Pulmonary hypoplasia can be primary or secondary and can be unilateral or bilateral depending on the etiology and time of insult to the lungs. Primary -very rare and is caused by a primary process in which the lung does not form normally. Secondary causes of pulmonary hypoplasia include masses that compress the lungs (e.g., CDH), skeletal malformations that do not allow the lungs to grow (e.g., thanatophoric dysplasia), and severe prolonged oligohydramnios (e.g., bilateral renal agenesis). Bilateral pulmonary agenesis is incompatible with postnatal life. Prognosis and management are variable and depend on the severity and nature of the associated conditions. In CDH, the pleuroperitoneal canal fails to close completely, resulting in herniation of abdominal viscera into the thoracic cavity. It is associated with high rates of morbidity and mortality. Prognosis can be poor from lung hypoplasia and a high frequency of associated anomalies. Herniated bowel may mimic a cystic lung lesion such as CCAM. Real-time scanning for bowel peristalsis within the thoracic cavity and sliding movements through the defect would aid diagnosis. In cases where differentiating between CDH and CCAM seem difficult, fetal magnetic resonance imaging has proven to be useful.

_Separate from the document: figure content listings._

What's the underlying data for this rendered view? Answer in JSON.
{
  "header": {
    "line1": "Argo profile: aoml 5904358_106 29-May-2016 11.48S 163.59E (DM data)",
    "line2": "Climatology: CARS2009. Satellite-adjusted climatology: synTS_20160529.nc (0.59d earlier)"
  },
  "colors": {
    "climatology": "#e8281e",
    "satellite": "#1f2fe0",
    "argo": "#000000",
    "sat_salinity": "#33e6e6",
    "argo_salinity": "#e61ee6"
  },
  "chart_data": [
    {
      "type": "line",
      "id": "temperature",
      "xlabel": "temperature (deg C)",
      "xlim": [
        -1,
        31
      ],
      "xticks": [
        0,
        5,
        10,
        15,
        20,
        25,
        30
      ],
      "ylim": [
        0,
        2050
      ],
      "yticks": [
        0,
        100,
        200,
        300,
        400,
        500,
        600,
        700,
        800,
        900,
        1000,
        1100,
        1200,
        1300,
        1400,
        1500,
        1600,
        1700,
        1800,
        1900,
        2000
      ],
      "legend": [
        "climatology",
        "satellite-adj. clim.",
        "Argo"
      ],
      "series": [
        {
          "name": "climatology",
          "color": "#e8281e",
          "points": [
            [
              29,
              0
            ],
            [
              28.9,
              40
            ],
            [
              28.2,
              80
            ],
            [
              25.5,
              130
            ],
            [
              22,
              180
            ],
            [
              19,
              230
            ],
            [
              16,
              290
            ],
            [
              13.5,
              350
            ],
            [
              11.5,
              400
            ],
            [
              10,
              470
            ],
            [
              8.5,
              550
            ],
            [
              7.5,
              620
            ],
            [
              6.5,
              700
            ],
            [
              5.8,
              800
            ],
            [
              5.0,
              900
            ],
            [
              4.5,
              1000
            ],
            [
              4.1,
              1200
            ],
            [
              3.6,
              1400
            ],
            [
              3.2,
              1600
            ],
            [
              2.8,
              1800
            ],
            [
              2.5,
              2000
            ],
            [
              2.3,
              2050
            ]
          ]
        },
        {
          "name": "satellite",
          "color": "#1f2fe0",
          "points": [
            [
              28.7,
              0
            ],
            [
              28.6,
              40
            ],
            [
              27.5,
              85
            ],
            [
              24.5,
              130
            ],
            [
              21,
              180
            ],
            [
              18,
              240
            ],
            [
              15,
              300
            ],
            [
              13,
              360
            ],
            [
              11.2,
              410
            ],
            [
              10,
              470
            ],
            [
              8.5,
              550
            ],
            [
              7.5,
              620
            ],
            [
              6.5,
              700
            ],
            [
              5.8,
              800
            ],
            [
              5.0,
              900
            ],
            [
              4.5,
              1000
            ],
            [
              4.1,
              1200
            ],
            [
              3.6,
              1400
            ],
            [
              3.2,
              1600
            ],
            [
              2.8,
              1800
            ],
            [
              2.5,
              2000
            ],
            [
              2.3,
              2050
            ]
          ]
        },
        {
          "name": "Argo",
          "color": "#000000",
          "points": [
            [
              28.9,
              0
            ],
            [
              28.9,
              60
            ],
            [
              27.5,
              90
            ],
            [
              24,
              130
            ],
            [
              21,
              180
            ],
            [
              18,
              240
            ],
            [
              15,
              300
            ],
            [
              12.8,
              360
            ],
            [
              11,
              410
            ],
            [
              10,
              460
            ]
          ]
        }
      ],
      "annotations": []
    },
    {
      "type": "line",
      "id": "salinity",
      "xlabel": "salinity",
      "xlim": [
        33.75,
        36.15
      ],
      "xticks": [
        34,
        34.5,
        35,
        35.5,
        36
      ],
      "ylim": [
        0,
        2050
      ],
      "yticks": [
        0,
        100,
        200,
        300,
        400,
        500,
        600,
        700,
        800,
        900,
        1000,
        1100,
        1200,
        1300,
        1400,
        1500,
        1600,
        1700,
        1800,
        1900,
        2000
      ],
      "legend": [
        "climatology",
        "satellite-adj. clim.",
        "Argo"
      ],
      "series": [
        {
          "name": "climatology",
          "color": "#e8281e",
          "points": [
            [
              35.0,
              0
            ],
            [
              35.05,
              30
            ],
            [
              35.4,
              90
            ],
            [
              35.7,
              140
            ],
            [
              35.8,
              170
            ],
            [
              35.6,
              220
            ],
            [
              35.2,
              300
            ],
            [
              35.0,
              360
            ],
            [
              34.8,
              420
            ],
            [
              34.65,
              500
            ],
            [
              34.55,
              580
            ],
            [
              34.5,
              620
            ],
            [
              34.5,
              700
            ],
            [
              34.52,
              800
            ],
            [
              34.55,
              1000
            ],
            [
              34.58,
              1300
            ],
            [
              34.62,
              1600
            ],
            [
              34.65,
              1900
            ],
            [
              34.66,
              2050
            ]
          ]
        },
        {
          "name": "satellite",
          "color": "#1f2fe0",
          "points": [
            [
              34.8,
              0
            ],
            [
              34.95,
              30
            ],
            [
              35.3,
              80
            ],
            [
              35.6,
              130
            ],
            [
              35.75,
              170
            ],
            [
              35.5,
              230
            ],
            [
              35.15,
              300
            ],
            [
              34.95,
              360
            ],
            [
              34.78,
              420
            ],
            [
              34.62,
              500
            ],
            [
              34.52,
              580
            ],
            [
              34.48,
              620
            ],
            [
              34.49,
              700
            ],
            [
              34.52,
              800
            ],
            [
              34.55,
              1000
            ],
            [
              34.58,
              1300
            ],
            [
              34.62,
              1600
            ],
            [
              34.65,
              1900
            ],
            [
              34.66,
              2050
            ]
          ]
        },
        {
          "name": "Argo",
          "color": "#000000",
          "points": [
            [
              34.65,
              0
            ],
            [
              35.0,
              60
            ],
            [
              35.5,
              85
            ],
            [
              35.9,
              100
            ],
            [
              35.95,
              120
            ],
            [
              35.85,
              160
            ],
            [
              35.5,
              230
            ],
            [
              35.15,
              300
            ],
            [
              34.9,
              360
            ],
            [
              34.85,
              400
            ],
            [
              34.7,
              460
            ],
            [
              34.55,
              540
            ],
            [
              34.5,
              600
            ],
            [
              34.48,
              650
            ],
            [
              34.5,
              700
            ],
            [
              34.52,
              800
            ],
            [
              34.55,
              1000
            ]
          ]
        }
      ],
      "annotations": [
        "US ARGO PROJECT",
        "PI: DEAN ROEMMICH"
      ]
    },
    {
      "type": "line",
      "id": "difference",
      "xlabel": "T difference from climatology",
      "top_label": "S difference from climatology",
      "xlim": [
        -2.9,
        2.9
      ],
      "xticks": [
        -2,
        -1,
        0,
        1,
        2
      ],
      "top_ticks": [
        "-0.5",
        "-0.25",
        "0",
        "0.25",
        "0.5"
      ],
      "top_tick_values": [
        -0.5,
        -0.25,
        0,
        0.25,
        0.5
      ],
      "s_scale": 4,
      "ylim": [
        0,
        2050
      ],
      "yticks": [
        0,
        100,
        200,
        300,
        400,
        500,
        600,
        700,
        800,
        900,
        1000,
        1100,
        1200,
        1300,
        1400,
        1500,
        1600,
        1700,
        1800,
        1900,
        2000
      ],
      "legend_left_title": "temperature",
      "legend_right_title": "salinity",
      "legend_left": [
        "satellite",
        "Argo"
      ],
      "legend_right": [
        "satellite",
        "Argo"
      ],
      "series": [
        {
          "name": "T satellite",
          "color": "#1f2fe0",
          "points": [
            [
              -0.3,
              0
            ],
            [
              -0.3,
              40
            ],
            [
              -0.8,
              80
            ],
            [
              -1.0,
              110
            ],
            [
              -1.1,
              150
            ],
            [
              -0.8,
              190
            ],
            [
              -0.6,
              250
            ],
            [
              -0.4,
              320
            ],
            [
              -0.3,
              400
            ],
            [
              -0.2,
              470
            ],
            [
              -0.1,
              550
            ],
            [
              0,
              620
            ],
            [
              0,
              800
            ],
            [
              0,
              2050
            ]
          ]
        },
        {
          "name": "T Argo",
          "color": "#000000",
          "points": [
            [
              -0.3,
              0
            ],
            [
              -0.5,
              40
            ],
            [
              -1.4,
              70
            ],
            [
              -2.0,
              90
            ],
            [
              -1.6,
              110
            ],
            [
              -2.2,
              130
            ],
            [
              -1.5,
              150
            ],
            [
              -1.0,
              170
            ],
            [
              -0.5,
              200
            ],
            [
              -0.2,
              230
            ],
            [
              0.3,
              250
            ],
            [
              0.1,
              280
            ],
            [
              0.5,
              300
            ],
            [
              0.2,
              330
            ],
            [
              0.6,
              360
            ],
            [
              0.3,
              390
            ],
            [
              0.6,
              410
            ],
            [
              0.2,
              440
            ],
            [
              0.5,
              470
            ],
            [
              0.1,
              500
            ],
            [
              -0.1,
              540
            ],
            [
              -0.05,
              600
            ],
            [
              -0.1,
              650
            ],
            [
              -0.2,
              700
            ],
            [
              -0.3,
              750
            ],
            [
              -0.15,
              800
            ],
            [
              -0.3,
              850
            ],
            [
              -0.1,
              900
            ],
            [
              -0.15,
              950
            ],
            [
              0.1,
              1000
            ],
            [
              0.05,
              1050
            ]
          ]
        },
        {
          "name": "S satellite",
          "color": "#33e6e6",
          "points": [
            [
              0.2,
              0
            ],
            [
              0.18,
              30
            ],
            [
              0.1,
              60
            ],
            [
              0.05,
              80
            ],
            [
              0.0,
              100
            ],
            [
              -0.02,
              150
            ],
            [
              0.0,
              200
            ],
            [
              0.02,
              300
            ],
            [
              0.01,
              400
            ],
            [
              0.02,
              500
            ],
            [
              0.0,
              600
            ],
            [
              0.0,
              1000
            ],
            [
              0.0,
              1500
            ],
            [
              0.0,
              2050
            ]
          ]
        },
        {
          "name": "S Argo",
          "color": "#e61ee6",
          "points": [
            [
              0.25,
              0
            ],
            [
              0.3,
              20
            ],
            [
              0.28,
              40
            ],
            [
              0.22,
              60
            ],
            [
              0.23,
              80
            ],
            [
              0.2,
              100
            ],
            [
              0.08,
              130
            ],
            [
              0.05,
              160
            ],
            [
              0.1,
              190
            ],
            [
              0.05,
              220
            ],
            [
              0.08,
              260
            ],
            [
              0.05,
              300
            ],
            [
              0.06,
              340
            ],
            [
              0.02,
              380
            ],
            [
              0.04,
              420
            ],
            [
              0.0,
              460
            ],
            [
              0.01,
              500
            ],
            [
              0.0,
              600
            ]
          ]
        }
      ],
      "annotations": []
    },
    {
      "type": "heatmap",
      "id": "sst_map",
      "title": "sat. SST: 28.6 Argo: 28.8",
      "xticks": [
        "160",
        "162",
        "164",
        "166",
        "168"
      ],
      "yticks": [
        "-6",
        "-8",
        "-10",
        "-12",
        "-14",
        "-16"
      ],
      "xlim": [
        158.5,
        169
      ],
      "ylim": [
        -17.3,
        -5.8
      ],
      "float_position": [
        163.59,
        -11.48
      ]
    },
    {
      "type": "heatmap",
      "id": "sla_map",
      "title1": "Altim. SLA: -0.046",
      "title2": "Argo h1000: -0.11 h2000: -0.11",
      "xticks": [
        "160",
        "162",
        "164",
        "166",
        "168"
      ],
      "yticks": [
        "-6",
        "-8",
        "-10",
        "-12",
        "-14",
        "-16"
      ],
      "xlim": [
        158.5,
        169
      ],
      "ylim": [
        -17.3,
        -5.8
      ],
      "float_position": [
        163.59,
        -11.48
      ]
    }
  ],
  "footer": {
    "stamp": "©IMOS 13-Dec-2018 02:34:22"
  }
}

Prenatal sonography remains the primary modality for fetal structural assessment. Through appreciating the spectrum of imaging appearances of fetal lung lesions, which can be very similar, and acknowledging diagnostic pitfalls, could facilitate optimal prenatal counselling and postnatal management planning. Fetal echogenic lung lesions have an overall good prognosis. Serial ultrasound scanning is recommended to monitor the size of the lesion and to detect possible development of fetal hydrops, which is especially associated with a poor outcome. Postnatal follow-up is warranted in all cases.